Sailor Suit and Machine Gun - Sêrâ-fuku to kikanjû, Shinji Somai (1981)


À la mort de son père, une jeune lycéenne voit sa vie bouleversée lorsqu'elle apprend qu'elle hérite de la direction d'un clan de Yakuza.

Shinji Somai trouve dans la thématique de l’adolescence un vrai fil rouge au sein de sa filmographie puisqu’il creuse ce sillon dans sept de ses treize films. Pour le réalisateur le point culminant d’une perte d’innocence à cette période fragile passe souvent par évènement extraordinaire pour ces jeunes héros. Cela passe par une cohabitation inattendue des ados de The Terrible Couple (1980), le passage d’un typhon le temps d’une nuit dans le magnifique Typhoon Club (1985) ou encore le déménagement avec en toile de fond la séparation de ses parents pour la fillette de Déménagement (1993). Le postulat le plus fou de cette facette intervient cependant dans Sailor Suit and Machine, adaptation d’un roman de Jirō Akagawa où la lycéenne Izumi Hoshi (Hiroko Yakushimaru) se retrouve bien malgré elle à la tête d’un clan yakuza.

Somai se plaît à introduire ses adolescents dans la fleur de leur insouciance avant d’effectuer la bascule dans le déroulement du récit. Ainsi avant les nageuses délurées en ouverture de Typhoon Club, on découvre Izumi se contorsionnant la tête en bas. La trame policière (un chassé-croisé autour d’une cargaison d’héroïne) est moyennement prenante, l’intérêt réside dans la confrontation de la candeur d’Izumi face à l’impitoyable monde des yakuzas. Somai joue dans un premier temps du décalage (les membres du clan venant chercher Izumi au lycée) et de la parodie, la dévotion toujours extrême des subordonnés incitant Izumi à accepter l’embarrassant héritage sans quoi ils seraient partis en mission suicide.

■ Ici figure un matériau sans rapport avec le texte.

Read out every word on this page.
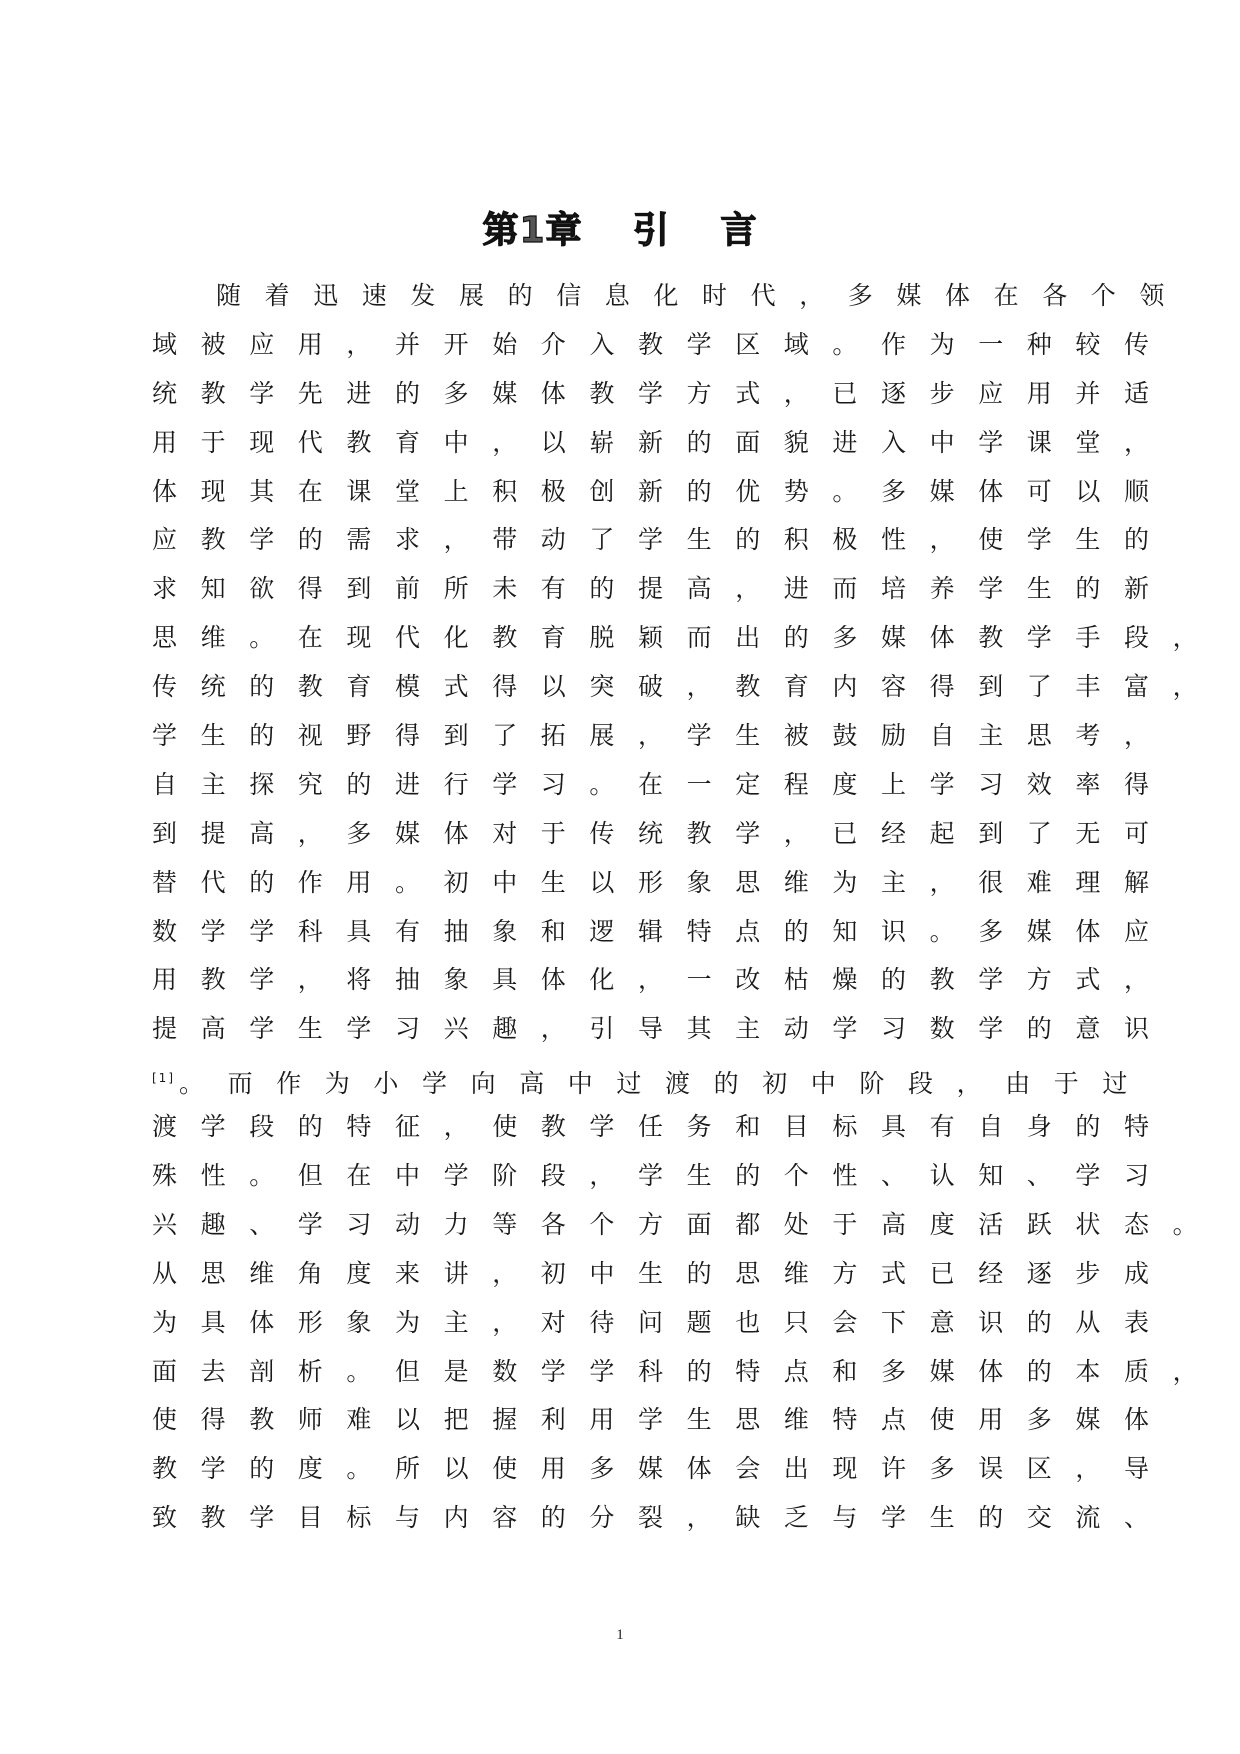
第1章　 引　 言
随着迅速发展的信息化时代，多媒体在各个领
域被应用，并开始介入教学区域。作为一种较传
统教学先进的多媒体教学方式，已逐步应用并适
用于现代教育中，以崭新的面貌进入中学课堂，
体现其在课堂上积极创新的优势。多媒体可以顺
应教学的需求，带动了学生的积极性，使学生的
求知欲得到前所未有的提高，进而培养学生的新
思维。在现代化教育脱颖而出的多媒体教学手段，
传统的教育模式得以突破，教育内容得到了丰富，
学生的视野得到了拓展，学生被鼓励自主思考，
自主探究的进行学习。在一定程度上学习效率得
到提高，多媒体对于传统教学，已经起到了无可
替代的作用。初中生以形象思维为主，很难理解
数学学科具有抽象和逻辑特点的知识。多媒体应
用教学，将抽象具体化，一改枯燥的教学方式，
提高学生学习兴趣，引导其主动学习数学的意识
[1] 。而作为小学向高中过渡的初中阶段，由于过
渡学段的特征，使教学任务和目标具有自身的特
殊性。但在中学阶段，学生的个性、认知、学习
兴趣、学习动力等各个方面都处于高度活跃状态。
从思维角度来讲，初中生的思维方式已经逐步成
为具体形象为主，对待问题也只会下意识的从表
面去剖析。但是数学学科的特点和多媒体的本质，
使得教师难以把握利用学生思维特点使用多媒体
教学的度。所以使用多媒体会出现许多误区，导
致教学目标与内容的分裂，缺乏与学生的交流、
1
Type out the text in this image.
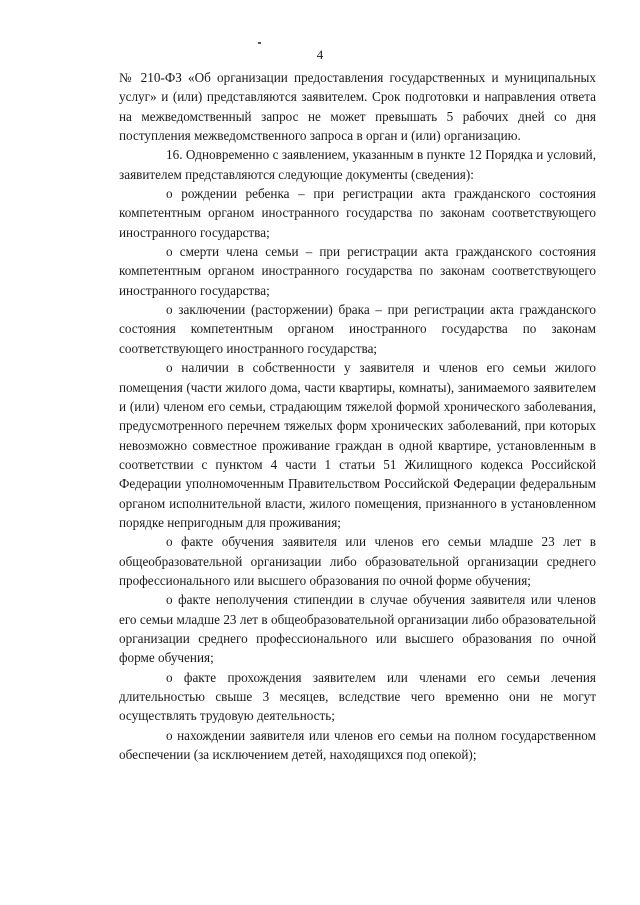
4

№ 210-ФЗ «Об организации предоставления государственных и муниципальных услуг» и (или) представляются заявителем. Срок подготовки и направления ответа на межведомственный запрос не может превышать 5 рабочих дней со дня поступления межведомственного запроса в орган и (или) организацию.

16. Одновременно с заявлением, указанным в пункте 12 Порядка и условий, заявителем представляются следующие документы (сведения):

о рождении ребенка – при регистрации акта гражданского состояния компетентным органом иностранного государства по законам соответствующего иностранного государства;

о смерти члена семьи – при регистрации акта гражданского состояния компетентным органом иностранного государства по законам соответствующего иностранного государства;

о заключении (расторжении) брака – при регистрации акта гражданского состояния компетентным органом иностранного государства по законам соответствующего иностранного государства;

о наличии в собственности у заявителя и членов его семьи жилого помещения (части жилого дома, части квартиры, комнаты), занимаемого заявителем и (или) членом его семьи, страдающим тяжелой формой хронического заболевания, предусмотренного перечнем тяжелых форм хронических заболеваний, при которых невозможно совместное проживание граждан в одной квартире, установленным в соответствии с пунктом 4 части 1 статьи 51 Жилищного кодекса Российской Федерации уполномоченным Правительством Российской Федерации федеральным органом исполнительной власти, жилого помещения, признанного в установленном порядке непригодным для проживания;

о факте обучения заявителя или членов его семьи младше 23 лет в общеобразовательной организации либо образовательной организации среднего профессионального или высшего образования по очной форме обучения;

о факте неполучения стипендии в случае обучения заявителя или членов его семьи младше 23 лет в общеобразовательной организации либо образовательной организации среднего профессионального или высшего образования по очной форме обучения;

о факте прохождения заявителем или членами его семьи лечения длительностью свыше 3 месяцев, вследствие чего временно они не могут осуществлять трудовую деятельность;

о нахождении заявителя или членов его семьи на полном государственном обеспечении (за исключением детей, находящихся под опекой);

On découvre les différents codes yakuzas à travers le regard ingénu d’Izumi où se détache néanmoins un vrai esprit chevaleresque avec le personnage de Sakuma (Tsunehiko Watase), subtile et touchante incarnation des premiers émois amoureux de notre héroïne. 

Sous l’humour, le film participe néanmoins à la déconstruction de la figure du yakuza qu’on trouve dans des films plus « sérieux » comme Combat sans code d’honneur de Kinji Fukasaku. Ainsi la dimension attachante et le sens de l’honneur entrevu dans le clan d’Izumi est contrebalancé par les méthodes perverses et la violence bien réelle de leur adversaires avec l’appât du gain que suscite l’héroïne. Point de débordement trop féroce à la Fukasaku mais plusieurs situations cruelles et de morts tragiques viennent briser l’innocence d’Izumi. 

L’aspect le plus intéressant est la fonction de famille reconstituée ou dysfonctionnelle que constitue le clan yakuza. Un dialogue souligne dès le départ que les rôles s’étaient renversés entre Izumi et son père défunt pour lequel elle occupait une fonction presque maternelle. Les membres du clan sont des enfants égarés sollicitant une autorité, une affection filiale qu’ils n’ont pas eues dans leur enfance. C’est par ce biais qu’est désamorcée une scène potentiellement sordide où Izumi soigne un yakuza blessé et que la proximité incite ce dernier à lui avouer que son parfum lui rappelle celui de sa mère. Il finit par l’étreindre mais sans la moindre connotation sexuelle, ce que Izumi comprends aisément en lui rendant cette marque d’affection dans une pure gestuelle maternelle – le tout dans un superbe plan-séquence de Somai.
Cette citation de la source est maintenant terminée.